Ct_i[0:d1] += results[0]
Ct_i[d2:d3] += results[1]
Ct_i[d4:d5] += results[2]
Ct_i[d6:] += results[3]

Experiments and Results

The parallel verison of AeoLiS is benchmarked on the sandengine example with 2 different grid sizes. The simulation is run on a laptop computer with 4 cores and 8GB RAM.

The results are shown in the table below.

Table 1 Benchmark results for parallel version of AeoLiS

Configuration

Sequential version

Parallel version

Speed-up achieved

Sandengine with small grids

7 mins 2 secs

4 mins 23 secs

1.6X

Sandengine with large grids

1 hr 07 mins 30 secs

17 mins 17 secs

3.9X

Key findings

  • The speed-up achieved by using domain decomposition and parallel programming is significant for big domain with large grid sizes. For smaller domains, the overhead of distributing the subdomains among the available cores on the computer and collecting the results overshadows the overall speed-up achieved.

  • The parallel implementation fails the test that verifies the content of the output netCDF file generated by the parallel version against a reference output netCDF file generated by the sequential version of the code for the same configuration.

Reflections and To do

  • Testing for the parallel version need be reconsidered. Existing tests may not be applicable for the parallel version due to the overlap of the subdomains.

  • The proof of concept implementation uses a hardcoded approach to divide the big domain into smaller subdomains.
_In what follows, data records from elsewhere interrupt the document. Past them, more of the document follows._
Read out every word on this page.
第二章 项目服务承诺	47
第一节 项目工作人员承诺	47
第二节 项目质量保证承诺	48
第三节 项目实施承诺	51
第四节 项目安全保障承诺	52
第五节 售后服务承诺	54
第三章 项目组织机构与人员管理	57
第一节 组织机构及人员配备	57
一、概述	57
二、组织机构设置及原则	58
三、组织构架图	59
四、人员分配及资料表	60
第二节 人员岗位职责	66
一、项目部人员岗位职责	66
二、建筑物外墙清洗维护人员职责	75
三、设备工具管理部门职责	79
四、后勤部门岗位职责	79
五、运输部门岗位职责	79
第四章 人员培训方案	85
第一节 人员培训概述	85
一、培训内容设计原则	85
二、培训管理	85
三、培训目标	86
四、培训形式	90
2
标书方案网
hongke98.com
This approach is not generic and may not work for all use cases. Replacing the hardcoded approach with a generalized function to decompose the domains based on the domain properties could be a possible improvement, but this needs to be investigated further.

Try it yourself: Running AeoLiS in parallel mode

You can run AeoLiS in parallel mode by following the below steps:

  1. Clone the aeolis-python GitHub repository and checkout the parallel-update branch.

  2. Install AeoLiS in development mode by running the command pip install -e . from the root directory of the repository.

  3. Navigate to the folder examples/sandmotor_large_grids/ and run the command aeolis aeolis.txt to run the sandmotor simulation with large grids. The keyword parallel in the configuration file (aeolis.txt) is set to T (True) by default, so the simulation will run in parallel mode. This can also be confirmed by looking at the print statements in the terminal.

  4. You may not have sufficient memory available on your computer to run the sandengine large grids example. In that case, try running the sandmotor example with smaller grid size. Navigate to the folder examples/sandmotor_small_grids/ and run the command aeolis aeolis.txt to run the sandmotor simulation with small grids.

  5. If you would like to run AeoLiS in parallel mode for your own example, set the keyword parallel to T (True) in the configuration file.